KT Sullivan: Rhyme, Women and Song

The popular cabaret singer’s appealing new show at the Algonquin Hotel’s Oak Room celebrates women songwriters.

KT Sullivan
KT Sullivan

In KT Sullivan’s appealing new show,
Rhyme, Women and Song, now at the Oak Room at the Algonquin Hotel, one of cabaret’s favorite bubbly blondes sings only material for which women wrote either lyrics, composed music or supplied both — and offers some definitive versions of these songs in the process.

One anointed number is Amanda McBroom’s “Dreaming,” during which a woman singing confidently about her appeal slowly loses her composure and reveals someone whose life is so conventional she must imagine that she’s inhabiting other lives. Later, sitting on the piano, Sullivan offers up Joni Mitchell’s “A Case of You” and, right before ringsiders’ eyes, transforms her usually bright-eyed and buoyant self into a usually clear-eyed woman questioning the current love of her life and quietly inebriated by him.

Through the remainder of the show, Sullivan scores numerous times. She has great fun with “I Can Cook, Too,” presents a baby-voiced “Please Don’t Send Me Down a Baby Brother,” becomes lovingly serious on “How Am I to Know?” and “It Amazes Me,” and gives lush dramatic weight to “Good Morning Heartache” and “Where Do You Start?”

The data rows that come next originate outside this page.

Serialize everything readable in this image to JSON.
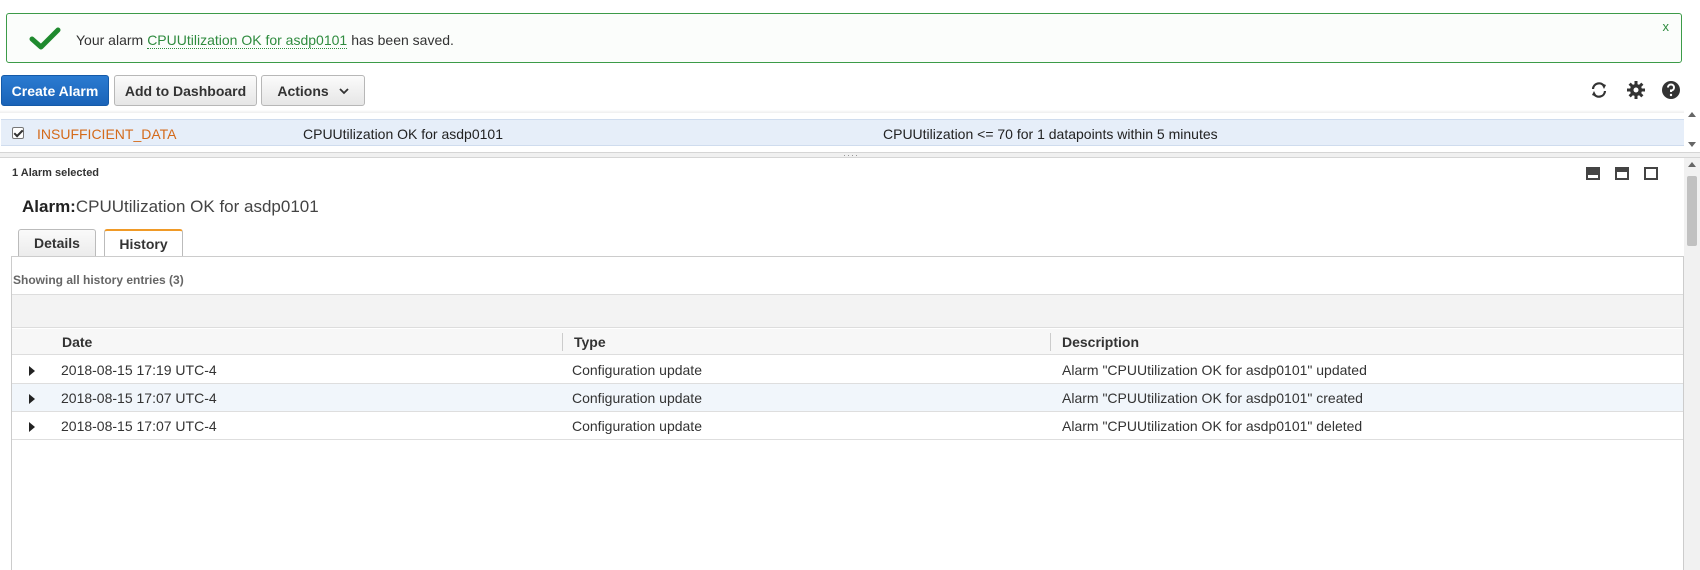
{
  "banner": {
    "prefix": "Your alarm",
    "alarm_link": "CPUUtilization OK for asdp0101",
    "suffix": "has been saved.",
    "close": "x",
    "check_icon": "checkmark-icon",
    "accent": "#2e8b3e"
  },
  "toolbar": {
    "create_label": "Create Alarm",
    "dashboard_label": "Add to Dashboard",
    "actions_label": "Actions",
    "icons": [
      "refresh-icon",
      "gear-icon",
      "help-icon"
    ]
  },
  "alarms_table": {
    "selected_row": {
      "state": "INSUFFICIENT_DATA",
      "name": "CPUUtilization OK for asdp0101",
      "condition": "CPUUtilization <= 70 for 1 datapoints within 5 minutes",
      "checked": true,
      "state_color": "#d46a1a"
    }
  },
  "details": {
    "selected_count": "1 Alarm selected",
    "alarm_label": "Alarm:",
    "alarm_name": "CPUUtilization OK for asdp0101",
    "tabs": {
      "details": "Details",
      "history": "History"
    },
    "showing_text": "Showing all history entries (3)",
    "history": {
      "columns": {
        "date": "Date",
        "type": "Type",
        "description": "Description"
      },
      "rows": [
        {
          "date": "2018-08-15 17:19 UTC-4",
          "type": "Configuration update",
          "description": "Alarm \"CPUUtilization OK for asdp0101\" updated"
        },
        {
          "date": "2018-08-15 17:07 UTC-4",
          "type": "Configuration update",
          "description": "Alarm \"CPUUtilization OK for asdp0101\" created"
        },
        {
          "date": "2018-08-15 17:07 UTC-4",
          "type": "Configuration update",
          "description": "Alarm \"CPUUtilization OK for asdp0101\" deleted"
        }
      ]
    }
  }
}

Fortunately, the pitch kinks that sometimes mar her delivery are pretty much under control, and she also benefits from the work of bassist John Webber and her pianist, the creative Jon Weber. Sullivan’s easy way in the room is also at hand, which is another of the evening’s big plusses.

Not everything goes off dry-martini-smooth, however. Setting aside as opening-night nerves the lyrics she either stumbled over or missed, there’s a larger question concerning the manner in which she pursues her theme. In order to demonstrate the triumphant facility women have with songwriting, she’s decided to recall as many 20th-century standards boasting distaff craftsmanship as she can, and succeeds — in a bit over an hour — at getting around to no fewer than 53, many of which she necessarily includes in medleys.


Too often, though, these medleys are made up of truncated parts and end as frustrating teases, particularly Sullivan’s monumental before-closing foray of 29 songs. One wonders if Sullivan realizes how less-than-satisfying it can be for audiences when such songs as Ann Ronell’s “Willow Weep for Me,” Fran Landesman’s brilliant “Ballad of the Sad Young Men,” Joni Mitchell’s “Clouds,” Carolyn Leigh’s “Young at Heart,” Dorothy Fields’ “Don’t Blame Me” and several other revered items are dangled before a song lover’s ears and then whipped away.

Having obviously spent much preparation time on this show, Sullivan must have some thoughts about what, if anything, women bring to the songwriting art differently from men. Maybe the answer is nothing, but one wishes she might have said something about that intriguing proposition.